While Florida has garnered recent attention, the problems and the scalding death of Darren Rainey, locked in a hot shower, is not alone in these abuses. In Florida, Mr. Friedmann said around 360 inmates have died in the past year. In Arizona, a woman was placed in an outdoor holding cell with no water or toilet in the sun. She baked to death.

With very little oversight of prison operations, mainly internal discipline, and a lot of prosecutorial discretion, charges of wrongdoing, let alone murder, go nowhere. Indictments are rare and penalties, probation or fines, are lax.

“Pretty much nobody is watching the watchers in terms of those who are watching prisoners,” Mr. Friedmann said.
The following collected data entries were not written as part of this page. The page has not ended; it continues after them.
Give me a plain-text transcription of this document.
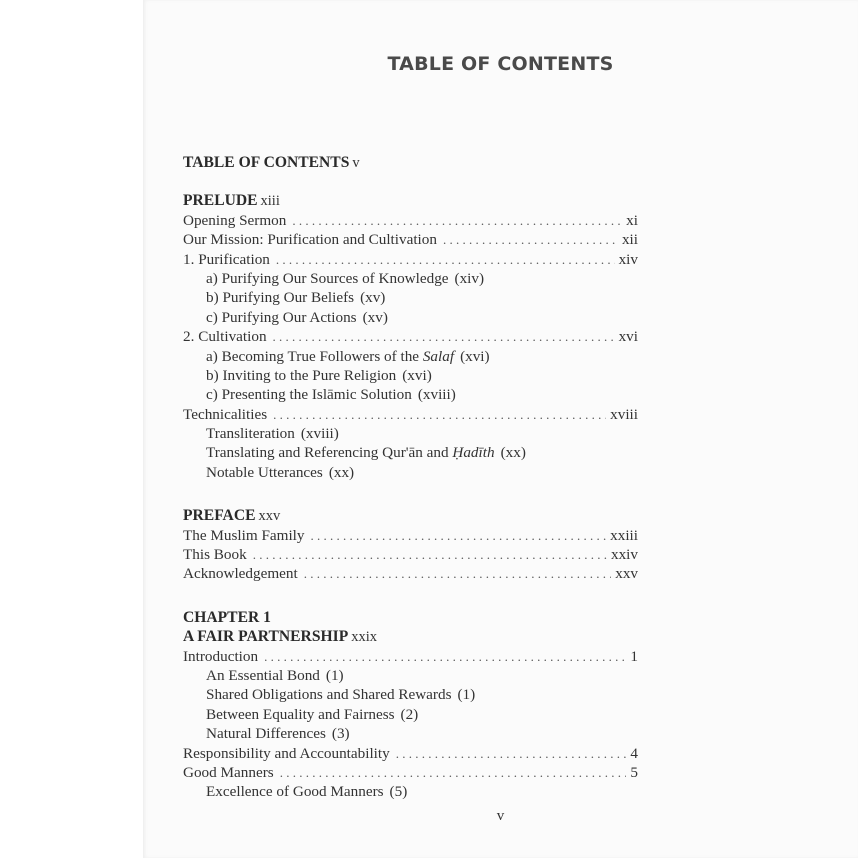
TABLE OF CONTENTS
TABLE OF CONTENTS v
PRELUDE xiii
Opening Sermon . . .	xi
Our Mission: Purification and Cultivation . . .	xii
1. Purification . . .	xiv
a) Purifying Our Sources of Knowledge (xiv)
b) Purifying Our Beliefs (xv)
c) Purifying Our Actions (xv)
2. Cultivation . . .	xvi
a) Becoming True Followers of the Salaf (xvi)
b) Inviting to the Pure Religion (xvi)
c) Presenting the Islāmic Solution (xviii)
Technicalities . . .	xviii
Transliteration (xviii)
Translating and Referencing Qur'ān and Ḥadīth (xx)
Notable Utterances (xx)
PREFACE xxv
The Muslim Family . . .	xxiii
This Book . . .	xxiv
Acknowledgement . . .	xxv
CHAPTER 1
A FAIR PARTNERSHIP xxix
Introduction . . .	1
An Essential Bond (1)
Shared Obligations and Shared Rewards (1)
Between Equality and Fairness (2)
Natural Differences (3)
Responsibility and Accountability . . .	4
Good Manners . . .	5
Excellence of Good Manners (5)
v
In many states like Tennessee, where prisons monitor themselves, the state department of investigation has no oversight and a legislative oversight committee was disbanded, he noted. The only person the department is accountable to is the governor who appoints the commissioner of corrections.
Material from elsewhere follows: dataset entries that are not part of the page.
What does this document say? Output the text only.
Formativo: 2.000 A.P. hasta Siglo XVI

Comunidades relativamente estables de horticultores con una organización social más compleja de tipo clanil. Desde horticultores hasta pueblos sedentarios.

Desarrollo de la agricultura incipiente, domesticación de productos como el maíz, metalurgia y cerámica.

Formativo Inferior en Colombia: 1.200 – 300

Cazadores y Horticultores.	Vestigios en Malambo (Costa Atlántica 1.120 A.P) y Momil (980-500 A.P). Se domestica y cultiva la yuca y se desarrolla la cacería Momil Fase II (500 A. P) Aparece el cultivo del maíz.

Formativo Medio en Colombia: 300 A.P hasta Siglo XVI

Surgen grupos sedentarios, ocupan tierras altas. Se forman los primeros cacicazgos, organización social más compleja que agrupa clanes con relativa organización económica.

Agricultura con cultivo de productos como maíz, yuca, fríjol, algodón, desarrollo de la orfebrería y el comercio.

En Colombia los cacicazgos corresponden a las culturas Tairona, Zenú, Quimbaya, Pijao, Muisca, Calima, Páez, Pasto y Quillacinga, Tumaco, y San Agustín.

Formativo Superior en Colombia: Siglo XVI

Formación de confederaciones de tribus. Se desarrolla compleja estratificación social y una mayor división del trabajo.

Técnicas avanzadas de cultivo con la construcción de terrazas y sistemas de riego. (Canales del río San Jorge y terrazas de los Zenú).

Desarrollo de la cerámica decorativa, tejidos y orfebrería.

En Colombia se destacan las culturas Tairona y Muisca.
Accurate reporting of prisoner deaths is part of the problem, rarely is a report going to say an inmate was beaten to death by a guard. Likewise if a person complains of chest pains, is ignored and dies, the death is likely to be reported as a natural death from heart attack—with no mention that staff were informed and refused to provide medical care, Mr. Friedmann said.

Suicides are often handled the same way.

An inmate who kills himself is logged as a suicide, even if the guard watches the inmate slit his wrists and walks away, or hears the inmate threaten to kill himself or watches an inmate fashion a noose, Mr. Friedmann said.

“In my opinion, prison privatization has made our system worse. It has perpetuated our system of mass incarceration. If there were no private prisons we would have no room to house approximately 130,000 people who are currently housed in private prisons nationwide,” he said. “We would have had to come to some other resolution. We would have had to reform our prison policies, our sentencing laws. We would have had to reform who we put in prison for what reasons and for how long.”

Instead of solving the problem, the prison population has grown and the abuses are higher—even if the number has increased simply because there are more people in custody. But the abuses and deaths persist because no one cares and no one is held accountable. “People are not sent to prison to be killed or to be neglected until they die, due to medical neglect or mental health neglect. They’re simply there to be held according to the court’s ruling until they’re ready to be released. So prison officials who abuse their authority and are abusive toward prisoners are committing crimes equally as bad as many of the prisoners committed to prison in the first place. So they also need to be prosecuted and brought before the judge and adjudicated,” said Mr. Friedmann. We agree.